Хорошее тогда было время, становится приятно от одного мимолётного прыжка на возврат, способного увлечь и погрузить в глубокие воспоминания, накрыть, задержать и вытянуть на желание остаться. У нас было слишком мало времени, чтобы понять происходящее и ценность того, что мы могли бы обрести продолжение друг в друге. Игорь ошибся в гипотезе о нашей разности, разобщённости, как в детской головоломке о поиске отличий, он находил что-то важное для себя, было это оправдание, убеждение или иная форма мысли. А на самом деле, мы были слишком похожи, создавали друг для друга спасительную иллюзию той удобной жизни, которая своим искажением и убогостью, оказалась способна обмануть нас самих. У нас могло бы быть одно будущее, одно на двоих, такое цельное, пёстрое, без пустот и пробелов. Игорь всегда сомневался во мне, в моих чувствах, тогда он один взял на себя все переживания от тех отношений, которые образовались между нами. А моя юность и увлеченность им, как мужчиной старше себя на пару лет, мало напоминала женскую хитрость и сексуальность, скорее это было просто ребячество и эксперимент на зависть подружкам, в духе соревновательного успеха. Такой подход у меня был всегда и ко всему, а Игорь расценивал это субъективно, дистанцию между нами он ломал и снова растягивал, в какой-то момент приближаясь настолько близко, что атмосфера вокруг закручивалась воронкой и начинала затягивать меня и самого Игоря – его отрезвляло моё малодушие и он в один щелчок отдалялся от своего Воробушка, становился таким чужим и безразличным. Будто есть человек в твоей жизни, ты видишь его, можешь прикоснуться, слышишь его дыхание и голос, а на самом деле, может всё это привидилось, может и не было его никогда. Становится так много вопросов, а ответов слишком мало, начинаешь бояться, начинаешь испытывать страх. А потом, в какой-то момент одному из вас становится всего этого мало, мало чувств, мало взглядов, мало прикосновений, вас вроде бы двое, а живёт любовь только в одном – и этого тоже мало.

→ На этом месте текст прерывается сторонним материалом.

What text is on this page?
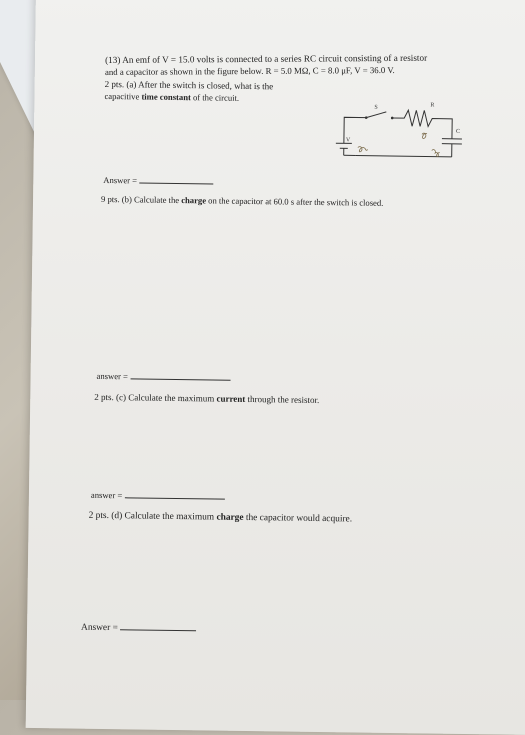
(13) An emf of V = 15.0 volts is connected to a series RC circuit consisting of a resistor
and a capacitor as shown in the figure below. R = 5.0 MΩ, C = 8.0 μF, V = 36.0 V.
2 pts. (a) After the switch is closed, what is the
capacitive time constant of the circuit.
S	R
C
V
Answer =
9 pts. (b) Calculate the charge on the capacitor at 60.0 s after the switch is closed.
answer =
2 pts. (c) Calculate the maximum current through the resistor.
answer =
2 pts. (d) Calculate the maximum charge the capacitor would acquire.
Answer =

Игорь просто ушёл, в один момент вселенная для меня пошатнулась, без всякой подготовки и тренировок, без объяснений и признаний, он просто вытолкнул меня из своей жизни и перекрыл кислород, лишил возможности дышать. Был ли это его расчёт, а может месть – и ему хотелось сделать мне больно, разделить горечь на двоих, заставить меня страдать? У него получилось, но на это понадобились годы, а теперь уже десятилетия, в гуще и толще которых задышала моя любовь, любовь к нему, к моему палачу. Да, потребовалось слишком много времени, чтобы пройти сектор отрицания и отказа, дабы признать и принять в себе это разрушительное чувство, на вкус такое сладкое, такое желанное. И конечно, к бабке не ходи, а любовь эта, она заявила о себе.

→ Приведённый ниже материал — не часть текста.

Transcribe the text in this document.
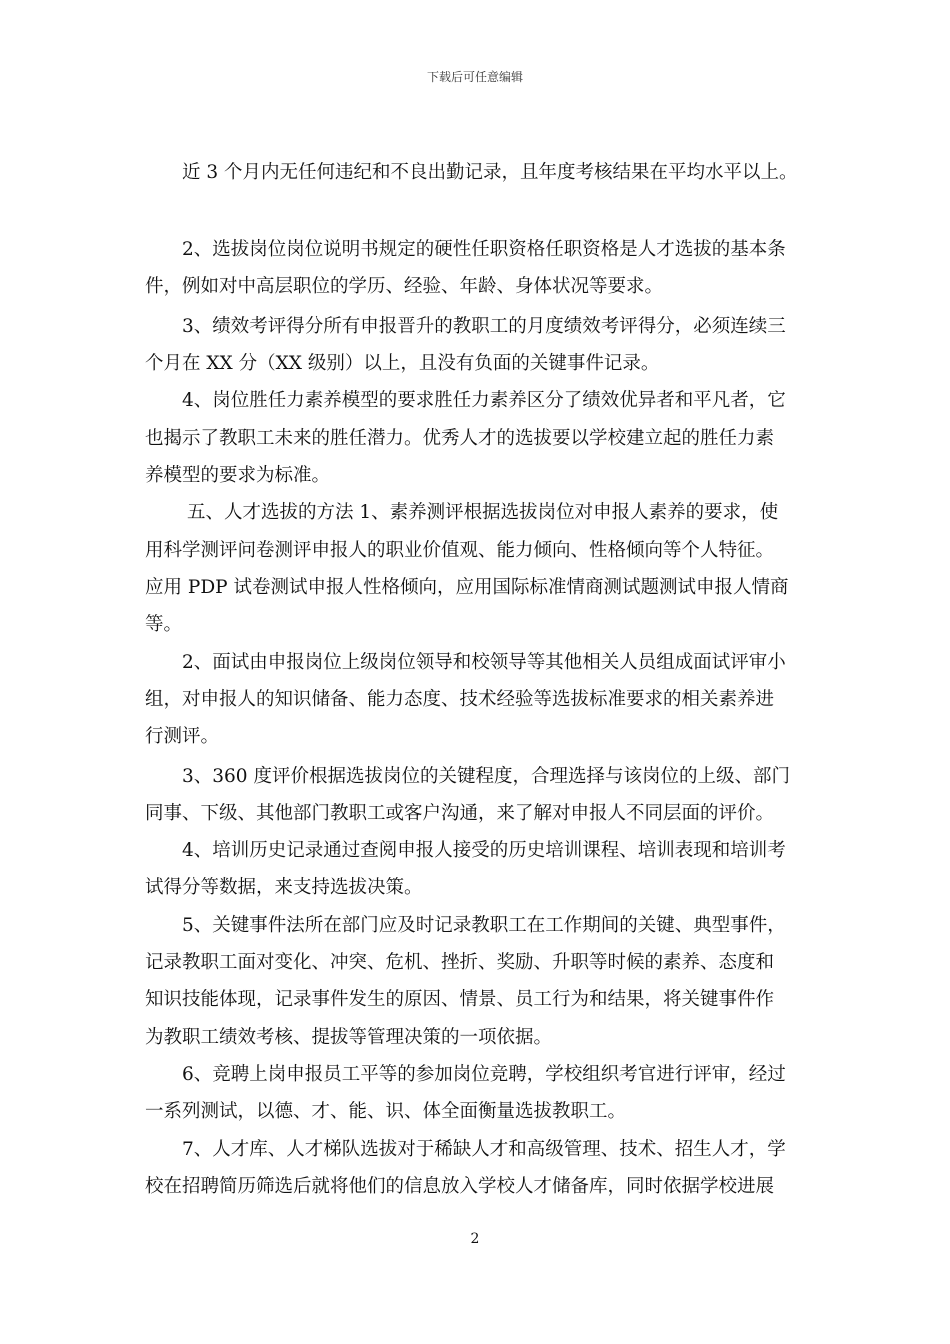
下载后可任意编辑
近 3 个月内无任何违纪和不良出勤记录，且年度考核结果在平均水平以上。
2、选拔岗位岗位说明书规定的硬性任职资格任职资格是人才选拔的基本条
件，例如对中高层职位的学历、经验、年龄、身体状况等要求。
3、绩效考评得分所有申报晋升的教职工的月度绩效考评得分，必须连续三
个月在 XX 分（XX 级别）以上，且没有负面的关键事件记录。
4、岗位胜任力素养模型的要求胜任力素养区分了绩效优异者和平凡者，它
也揭示了教职工未来的胜任潜力。优秀人才的选拔要以学校建立起的胜任力素
养模型的要求为标准。
五、人才选拔的方法 1、素养测评根据选拔岗位对申报人素养的要求，使
用科学测评问卷测评申报人的职业价值观、能力倾向、性格倾向等个人特征。
应用 PDP 试卷测试申报人性格倾向，应用国际标准情商测试题测试申报人情商
等。
2、面试由申报岗位上级岗位领导和校领导等其他相关人员组成面试评审小
组，对申报人的知识储备、能力态度、技术经验等选拔标准要求的相关素养进
行测评。
3、360 度评价根据选拔岗位的关键程度，合理选择与该岗位的上级、部门
同事、下级、其他部门教职工或客户沟通，来了解对申报人不同层面的评价。
4、培训历史记录通过查阅申报人接受的历史培训课程、培训表现和培训考
试得分等数据，来支持选拔决策。
5、关键事件法所在部门应及时记录教职工在工作期间的关键、典型事件，
记录教职工面对变化、冲突、危机、挫折、奖励、升职等时候的素养、态度和
知识技能体现，记录事件发生的原因、情景、员工行为和结果，将关键事件作
为教职工绩效考核、提拔等管理决策的一项依据。
6、竞聘上岗申报员工平等的参加岗位竞聘，学校组织考官进行评审，经过
一系列测试，以德、才、能、识、体全面衡量选拔教职工。
7、人才库、人才梯队选拔对于稀缺人才和高级管理、技术、招生人才，学
校在招聘简历筛选后就将他们的信息放入学校人才储备库，同时依据学校进展
2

Я просто стала ненужной. Вся та значимость, на которой люди выстраивают отношения друг с другом, сосредоточена на простом и примитивном ожидании. Да, люди возлагают ожидания и надежды, они верят в то нужное им счастье, в тот результат, который для них спасительное плацебо в нарушении локуса контроля и смещения границ личного комфорта, будь то отношения двух любовников или по форме родителя и ребёнка.